Half Treble Crochet (htr)
Half treble crochet (also called triple stitch) is halfway between double and treble stitch. It is useful when you need stitches of various sizes and makes up very quickly. It is often used in crochet flowers where you need different height stitches to form the petals. Read more about how to crochet flowers for beginners.
How to Crochet Treble (tr)
Treble crochet stitch is open and lacy and one of the quickest stitches to make up the fabric. It is abbreviated tr. Treble stitch starts with 2 yarn overs and makes beautiful lacy items such as shawls. Read more about how to do treble crochet.
Learn to Crochet More Fancy Stitches
Once you know the basic crochet stitches, you can work them together to form other stitches such as the moss stitch (linen stitch) or popular popcorn stitch and corner to corner crochet pattern. Here are more types of crochet stitches:
How to Crochet Different Shapes
You can use different stitches to make circles, rectangles, squares, and even hearts. As well as being the foundation of different items, these shapes can be used to adorn and embellish.
Crochet hearts can be created as a stand-alone shape or be incorporated into a granny square or other shape. The linked article will show you 3 different methods of crocheting hearts. My favorite is the hearts in the round which can be strung together to make a garland.
How to Crochet in the Round
Crochet circles can be crocheted flat or in a spiral shape. They are started with a chain joined with a slip stitch or with a magic ring that results in a smaller center hole. The circle pictured used single crochet, which results in a dense shape.
Crocheting Granny Squares
How to Crochet FAQs
Where to Find Free Crochet Patterns for Beginners
The internet and this blog are full of free crochet patterns. Your imagination is the only barrier here. Once you have mastered the basics of crochet for beginners, you can create anything, from fine cotton wearables to heavy and thick rag rugs. Here are some free crochet patterns to start with.

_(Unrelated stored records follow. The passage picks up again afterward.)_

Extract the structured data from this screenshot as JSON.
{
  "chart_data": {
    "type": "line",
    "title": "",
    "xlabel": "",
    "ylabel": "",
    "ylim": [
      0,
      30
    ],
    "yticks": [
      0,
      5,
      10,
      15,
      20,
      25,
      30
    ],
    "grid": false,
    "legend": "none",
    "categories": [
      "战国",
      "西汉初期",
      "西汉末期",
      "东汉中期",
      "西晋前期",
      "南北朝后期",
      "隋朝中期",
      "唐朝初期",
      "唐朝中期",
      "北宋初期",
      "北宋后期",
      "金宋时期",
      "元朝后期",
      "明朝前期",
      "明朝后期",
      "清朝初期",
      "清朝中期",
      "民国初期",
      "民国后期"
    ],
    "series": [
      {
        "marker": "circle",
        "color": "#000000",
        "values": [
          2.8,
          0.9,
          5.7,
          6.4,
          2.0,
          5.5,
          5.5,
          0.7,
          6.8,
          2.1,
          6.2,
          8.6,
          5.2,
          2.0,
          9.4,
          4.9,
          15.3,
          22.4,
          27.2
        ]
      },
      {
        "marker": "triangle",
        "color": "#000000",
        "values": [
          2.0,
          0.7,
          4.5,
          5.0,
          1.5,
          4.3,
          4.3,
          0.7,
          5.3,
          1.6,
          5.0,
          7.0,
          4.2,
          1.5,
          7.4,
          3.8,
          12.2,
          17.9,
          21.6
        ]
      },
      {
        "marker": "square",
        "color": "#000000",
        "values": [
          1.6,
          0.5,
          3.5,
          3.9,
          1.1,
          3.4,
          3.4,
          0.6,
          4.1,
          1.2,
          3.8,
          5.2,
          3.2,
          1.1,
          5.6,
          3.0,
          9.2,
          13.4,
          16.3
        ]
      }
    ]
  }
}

- How to Crochet a Granny Square
- Crocheted Blanket Patterns
- Crocheted Hat Patterns
- How to Crochet a Scarf
- Clothing, including crochet top patterns, and crochet dress patterns
- Crochet Animal Patterns
What is the Best Thing for Beginners to Crochet?
One of the best projects to start with is learning how to crochet a scarf. A scarf is essentially just a long rectangle that can be made from any stitch you like. It can be simple or quite fancy.
The red scarf below was made using chunky wool and a double crochet stitch, so it was really fast to make. One word of advice - count your stitches occasionally to make sure your scarf is not getting smaller or wider. I crocheted this scarf while watching TV and ended up redoing it a bit as I forgot to double-check my width.
Another project that is great to start with once you know how to crochet is these slippers. They are so easy as they are made from a rectangle and sewn together at the end. Learn how to crochet slippers with custom sizing.
Crocheting for Beginners - In Conclusion
Although these are only the most basic stitches in crochet for beginners, you can make so many different things using them. If you are a fan of Amigurumi, those cute little stuffed animals are made using single crochet.
You could make a scarf, fingerless mittens, or even a warm baby blanket using these basic stitches. Give it a try, build up your skills, and eventually, you will be creating that beautiful long, red scarf that you cannot find anywhere in the stores! It is extremely easy to get ‘hooked’ on this hobby!
How to Crochet for Beginners
- Crochet hook in a suitable size
- Yarn in any thickness
- Create a slip knot to join the yarn to the crochet hook. Make a starting chain stitch in your desired length For a sample, try 12 chains.
- Insert the hook into the second chain from the hook.
- Put the yarn over from back to front and pull through one loop. (2 stitches on hook)
- Yarn over again, and pull through both stitches (1 stitch on hook).
- First Row: Continue with single crochet stitches to the end of the row.
- Second row: Chain 1 for a turning chain. Turn your work and continue single crochet stitches in the second row. Continue until you have your desired height of crochet fabric. Cut the yarn and fasten off when finished.